One of the Unintended Consequences of the Pandemic

 One of the Unintended Consequences of the Pandemic

 

             I spent some time this morning on a Zoom call called SongSwap.  It has become a monthly feature presented by the Cantors’ Assembly, a constituent member of the Conservative movement in American Judaism.  I was originally interested in the program because of our own local Israeli CafĂ©, by which the members of Congregation B’nai Israel submit favorite Israeli, Yiddish, Ladino, of Jewish songs from anywhere. We had our first event way back at the beginning of the pandemic shutdowns and it has successfully continued monthly since then.
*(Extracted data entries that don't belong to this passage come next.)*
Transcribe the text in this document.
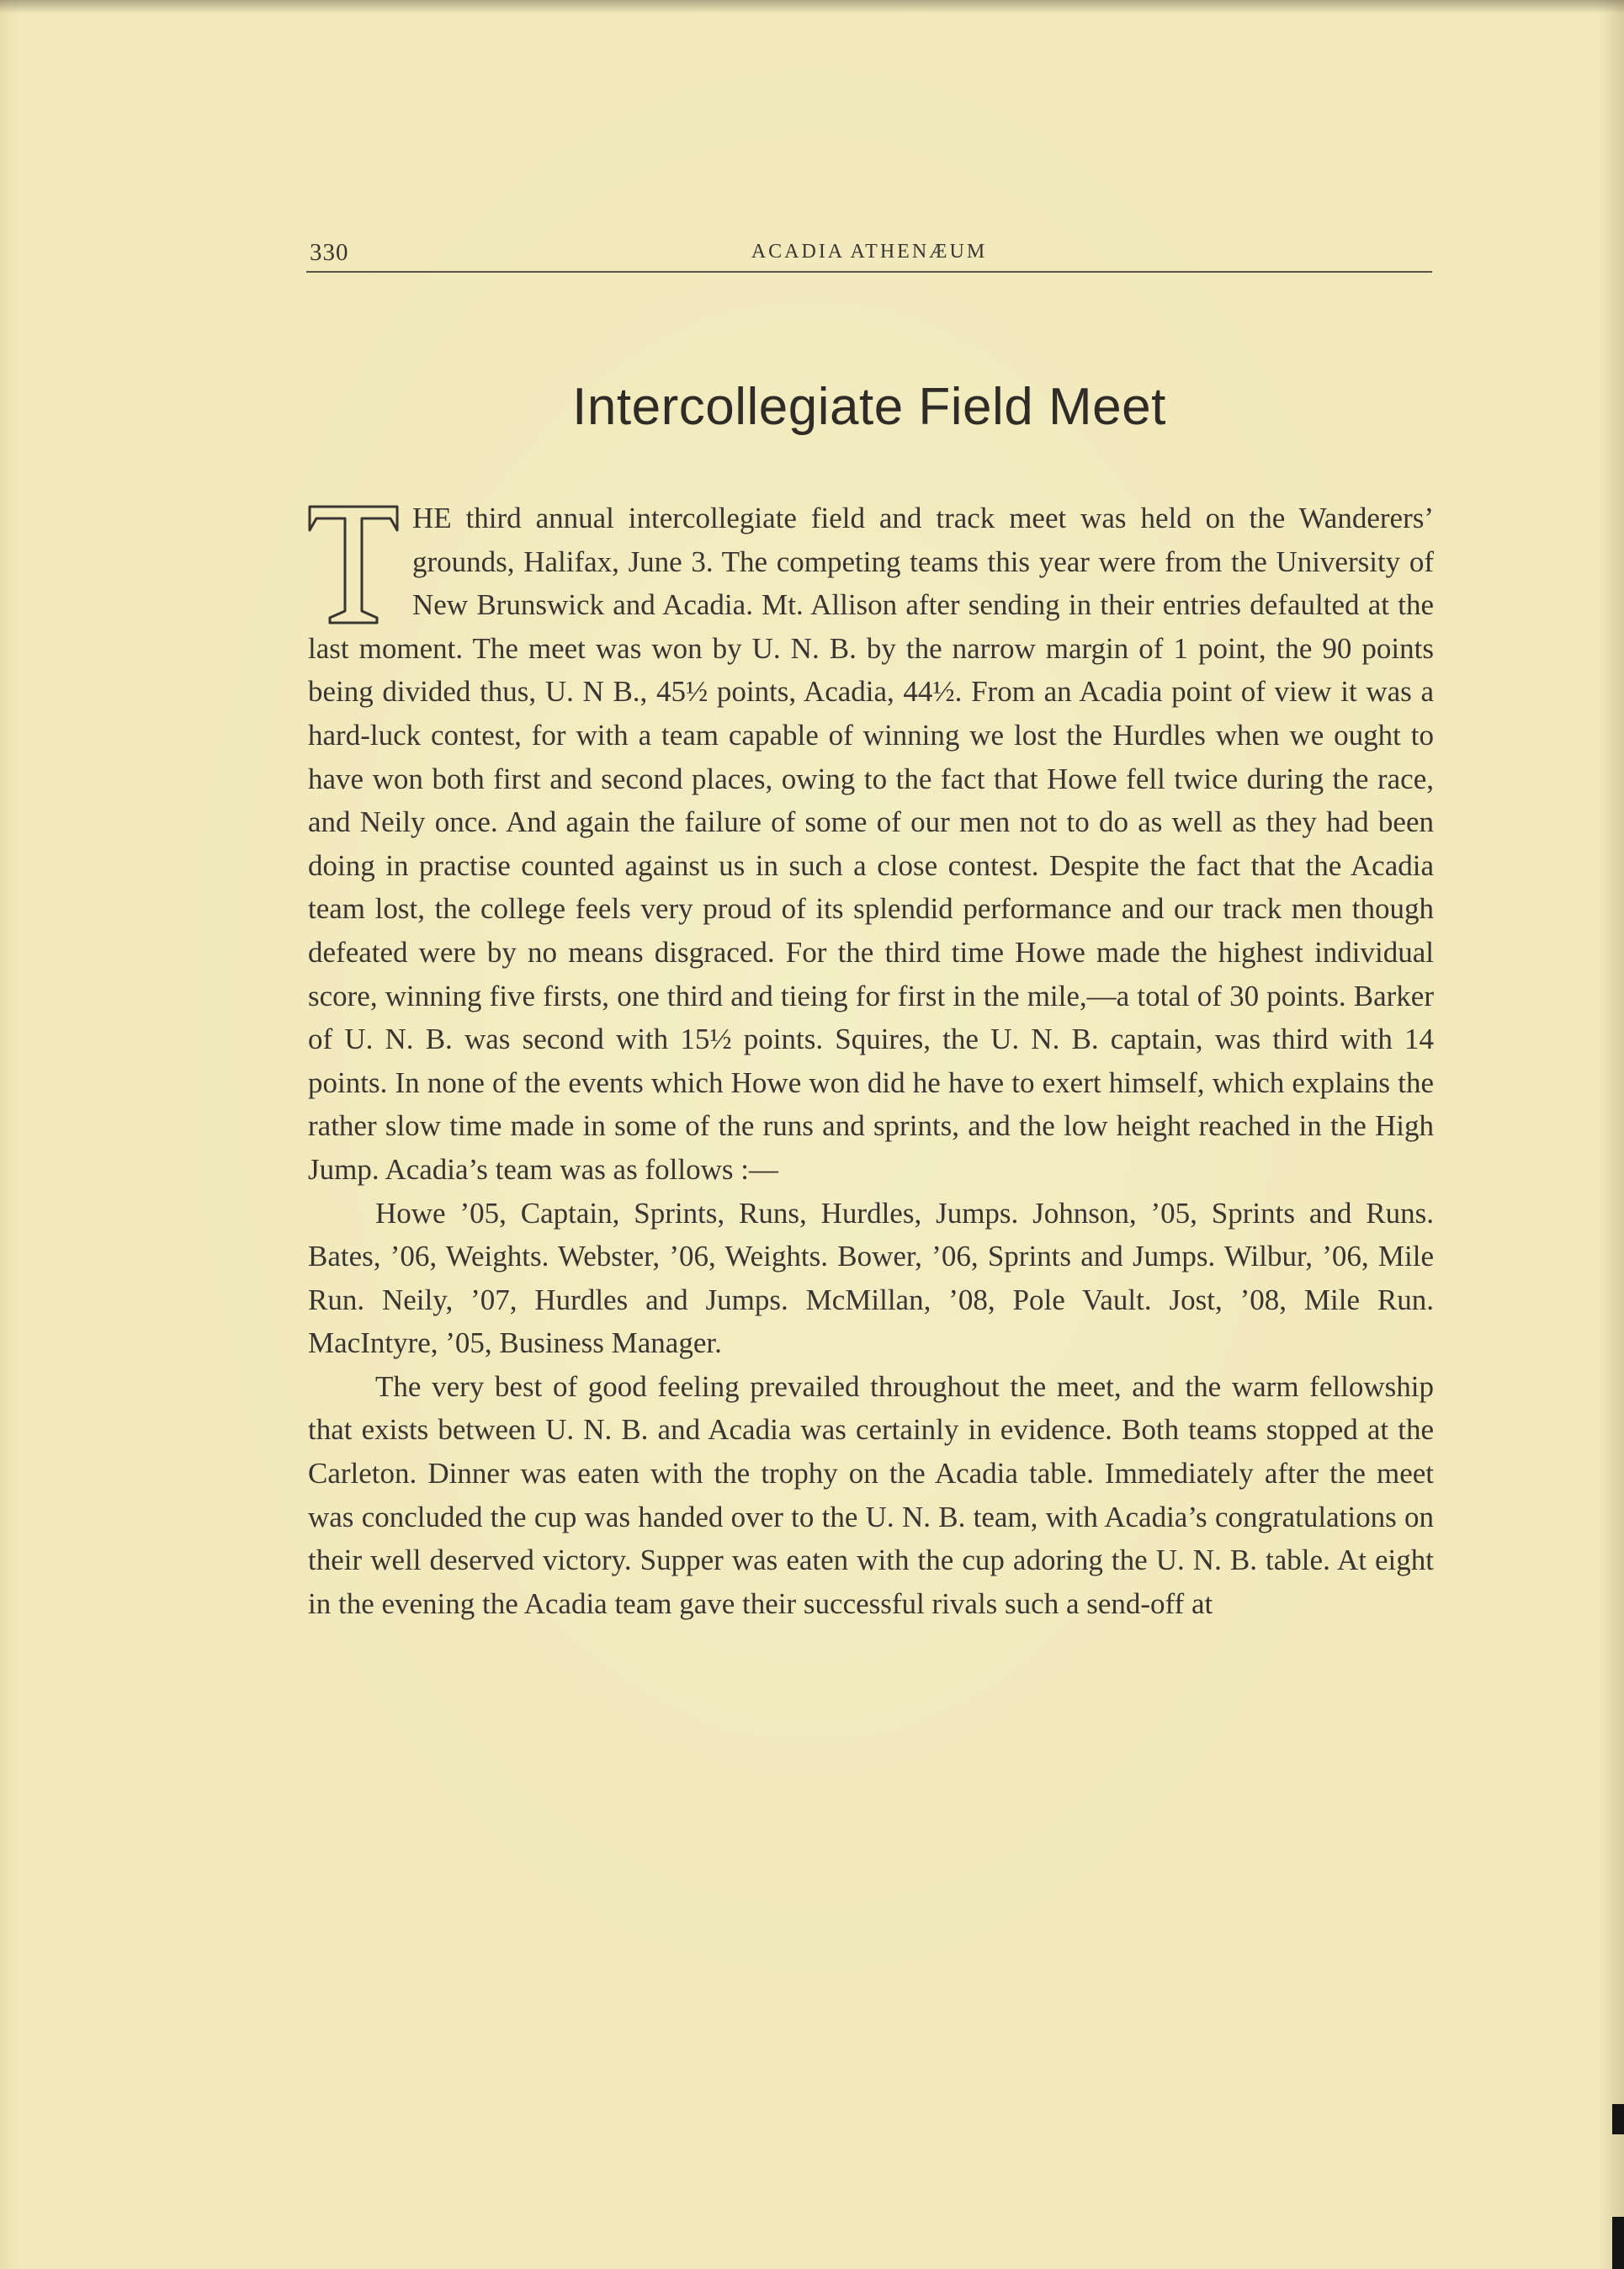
330	ACADIA ATHENÆUM
Intercollegiate Field Meet

HE third annual intercollegiate field and track meet was held on the Wanderers’ grounds, Halifax, June 3. The competing teams this year were from the University of New Brunswick and Acadia. Mt. Allison after sending in their entries defaulted at the last moment. The meet was won by U. N. B. by the narrow margin of 1 point, the 90 points being divided thus, U. N B., 45½ points, Acadia, 44½. From an Acadia point of view it was a hard-luck contest, for with a team capable of winning we lost the Hurdles when we ought to have won both first and second places, owing to the fact that Howe fell twice during the race, and Neily once. And again the failure of some of our men not to do as well as they had been doing in practise counted against us in such a close contest. Despite the fact that the Acadia team lost, the college feels very proud of its splendid performance and our track men though defeated were by no means disgraced. For the third time Howe made the highest individual score, winning five firsts, one third and tieing for first in the mile,—a total of 30 points. Barker of U. N. B. was second with 15½ points. Squires, the U. N. B. captain, was third with 14 points. In none of the events which Howe won did he have to exert himself, which explains the rather slow time made in some of the runs and sprints, and the low height reached in the High Jump. Acadia’s team was as follows :—

Howe ’05, Captain, Sprints, Runs, Hurdles, Jumps. Johnson, ’05, Sprints and Runs. Bates, ’06, Weights. Webster, ’06, Weights. Bower, ’06, Sprints and Jumps. Wilbur, ’06, Mile Run. Neily, ’07, Hurdles and Jumps. McMillan, ’08, Pole Vault. Jost, ’08, Mile Run. MacIntyre, ’05, Business Manager.

The very best of good feeling prevailed throughout the meet, and the warm fellowship that exists between U. N. B. and Acadia was certainly in evidence. Both teams stopped at the Carleton. Dinner was eaten with the trophy on the Acadia table. Immediately after the meet was concluded the cup was handed over to the U. N. B. team, with Acadia’s congratulations on their well deserved victory. Supper was eaten with the cup adoring the U. N. B. table. At eight in the evening the Acadia team gave their successful rivals such a send-off at
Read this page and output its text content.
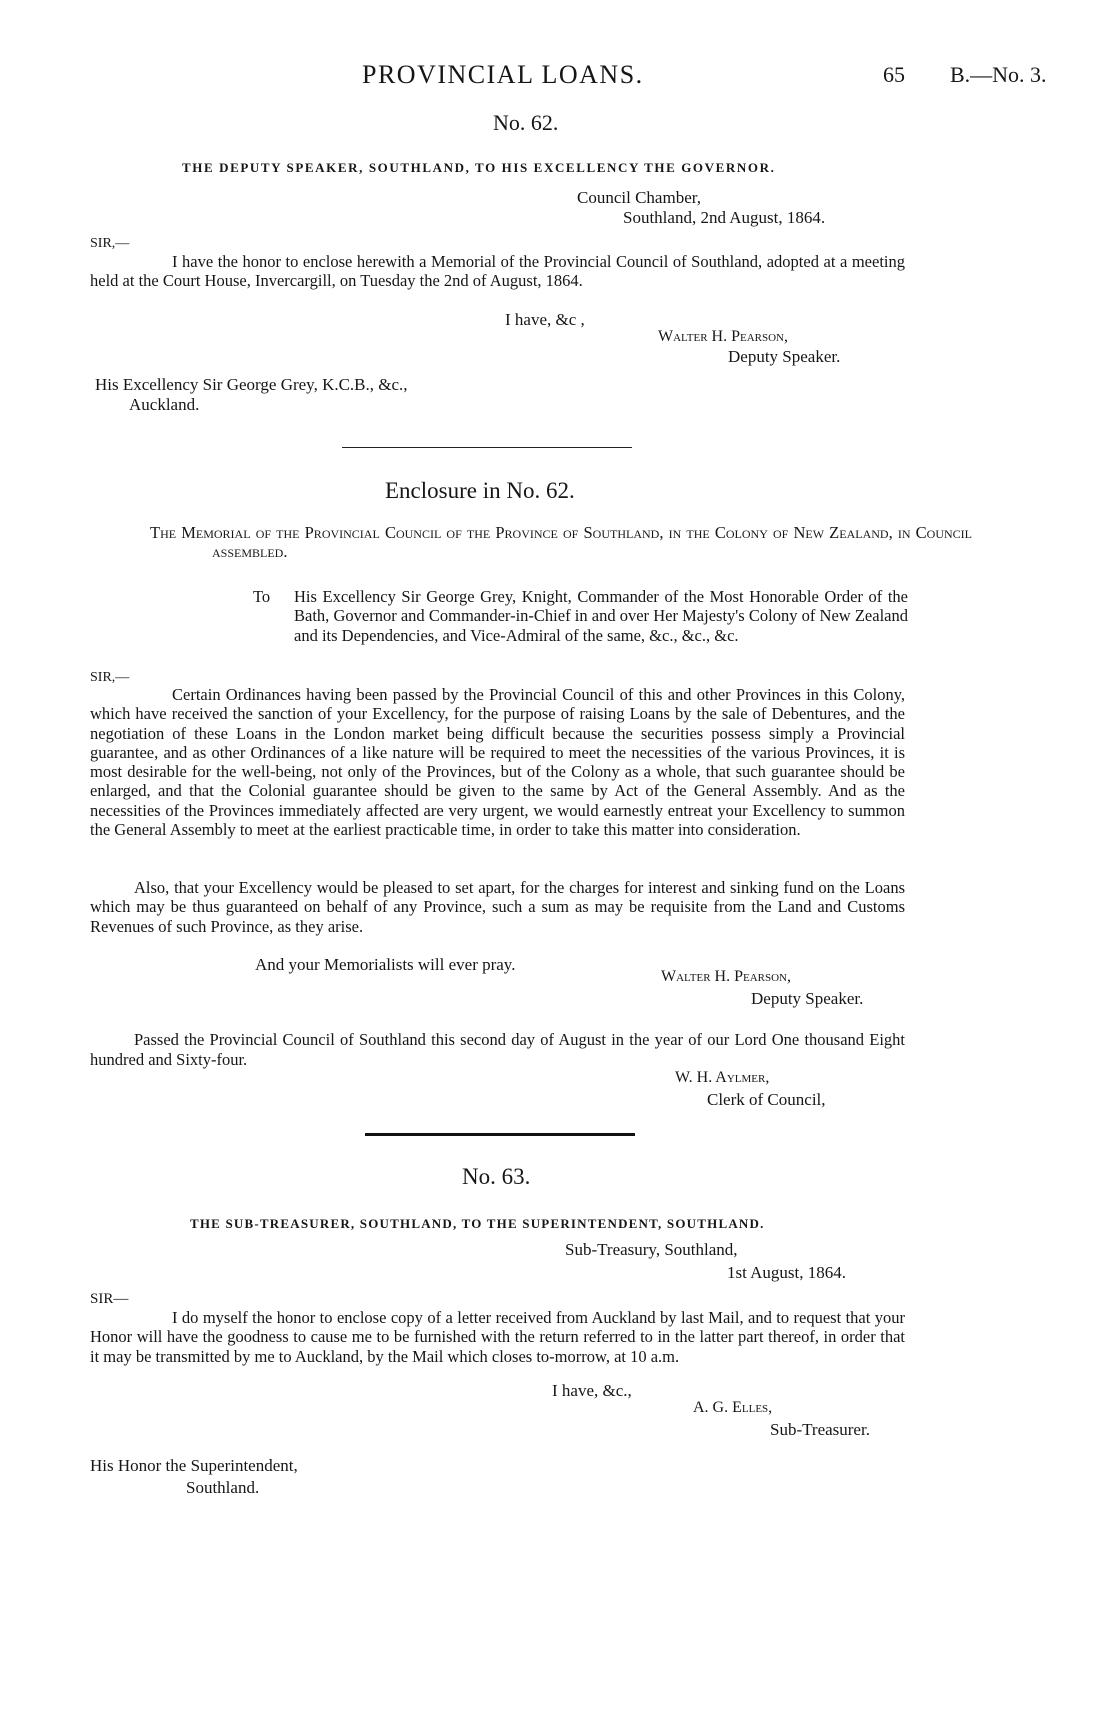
PROVINCIAL LOANS.	65 B.—No. 3.
No. 62.
THE DEPUTY SPEAKER, SOUTHLAND, TO HIS EXCELLENCY THE GOVERNOR.
Council Chamber,
Southland, 2nd August, 1864.
SIR,—

I have the honor to enclose herewith a Memorial of the Provincial Council of Southland, adopted at a meeting held at the Court House, Invercargill, on Tuesday the 2nd of August, 1864.

I have, &c ,
Walter H. Pearson,
Deputy Speaker.
His Excellency Sir George Grey, K.C.B., &c.,
Auckland.
Enclosure in No. 62.

The Memorial of the Provincial Council of the Province of Southland, in the Colony of New Zealand, in Council assembled.

To His Excellency Sir George Grey, Knight, Commander of the Most Honorable Order of the Bath, Governor and Commander-in-Chief in and over Her Majesty's Colony of New Zealand and its Dependencies, and Vice-Admiral of the same, &c., &c., &c.

SIR,—

Certain Ordinances having been passed by the Provincial Council of this and other Provinces in this Colony, which have received the sanction of your Excellency, for the purpose of raising Loans by the sale of Debentures, and the negotiation of these Loans in the London market being difficult because the securities possess simply a Provincial guarantee, and as other Ordinances of a like nature will be required to meet the necessities of the various Provinces, it is most desirable for the well-being, not only of the Provinces, but of the Colony as a whole, that such guarantee should be enlarged, and that the Colonial guarantee should be given to the same by Act of the General Assembly. And as the necessities of the Provinces immediately affected are very urgent, we would earnestly entreat your Excellency to summon the General Assembly to meet at the earliest practicable time, in order to take this matter into consideration.

Also, that your Excellency would be pleased to set apart, for the charges for interest and sinking fund on the Loans which may be thus guaranteed on behalf of any Province, such a sum as may be requisite from the Land and Customs Revenues of such Province, as they arise.

And your Memorialists will ever pray.
Walter H. Pearson,
Deputy Speaker.

Passed the Provincial Council of Southland this second day of August in the year of our Lord One thousand Eight hundred and Sixty-four.

W. H. Aylmer,
Clerk of Council,
No. 63.
THE SUB-TREASURER, SOUTHLAND, TO THE SUPERINTENDENT, SOUTHLAND.
Sub-Treasury, Southland,
1st August, 1864.
SIR—

I do myself the honor to enclose copy of a letter received from Auckland by last Mail, and to request that your Honor will have the goodness to cause me to be furnished with the return referred to in the latter part thereof, in order that it may be transmitted by me to Auckland, by the Mail which closes to-morrow, at 10 a.m.

I have, &c.,
A. G. Elles,
Sub-Treasurer.
His Honor the Superintendent,
Southland.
We have consistently attracted quite a few participants.  So, when I saw this SongSwap, I was wondering how much alike or different it was from our program.

 

             I was amazed at what it actually ended up being.  Instead of submitting videos or songs or both like ours is, this was live presentations of music written by any number of cantors or rabbis or Jewish educators themselves and they presented their work themselves.  So, really what it is and has been, obviously, is a group of musicians sharing their work, the one with the other, except this was over 125 others, mostly young, mostly American, but I am sure from other places as well.  They were presenting musical variations on prayers that are an essential part of our services.  For example, today, the two hosts were talking about a Lech Dodi challenge, whereby they were inviting 49 variations on the traditional Kabbalat Shabbat prayer.  

 

                What struck me first was how far we have come from the days of Debbie Freedman and Shlomo Carlebach, whose compositions have become part of the standard repertoire in synagogues or all stripes and varieties.  But then I went on to imagine what might have been if they had had a medium to share their compositions more widely. Their prayer melodies have become standard because they spread through the summer camp programs.  Young people, after all, are not married to tradition the way their elders are and so the catchy tunes to familiar prayers soon replaced the staid old cantorial favorites and rightly so.  

 

             But Zoom technology which has rapidly overtaken synchronous video and oral communications online has blossomed and improved so quickly that now it is used to connect communities of like – minded people all over the globe.  That in turn has resulted in multiple new ways not just communicating but creating as well.  No matter what field of endeavour, we are constantly being bombarded by articles expounding on new ways of overcoming formidable barriers to networking.  Doctors using Artificial Intelligence and Zoom to help surgeons-in-training perfect their skills regardless of location. Educators writing about ways to use Zoom for just-in-time professional development on any variety of topics. Teachers using Zoom to connect learners in any two locations to collaborate online in any number of ways.  

 

           It has become de rigeur to advocate for opportunities to collaborate and create with students we teach because that is how they best learn and how we can hope that they will benefit society in the future.  Often, it takes an obstacle to prompt ways to overcome and enhance what has been done for any length of time.  I remember reading a book about the unintended consequences of technology in which the author looked at inventions or creations that were seminal at the time and that have profoundly affected how we saw the world or interacted ever after. Who would have thought that the invention of the cotton gin by Eli Whitney in the United States would lead to the Industrial Revolution in England or the identification of the double helix structure of d. n. a. by Watson and Crick to the medical marvel that are the new vaccines to combat Covid-19?  The unintended consequences of Zoom have led to a flowering of creativity which has further solidified the global community and hopefully to the bringing of mankind closer together, never to rent asunder again.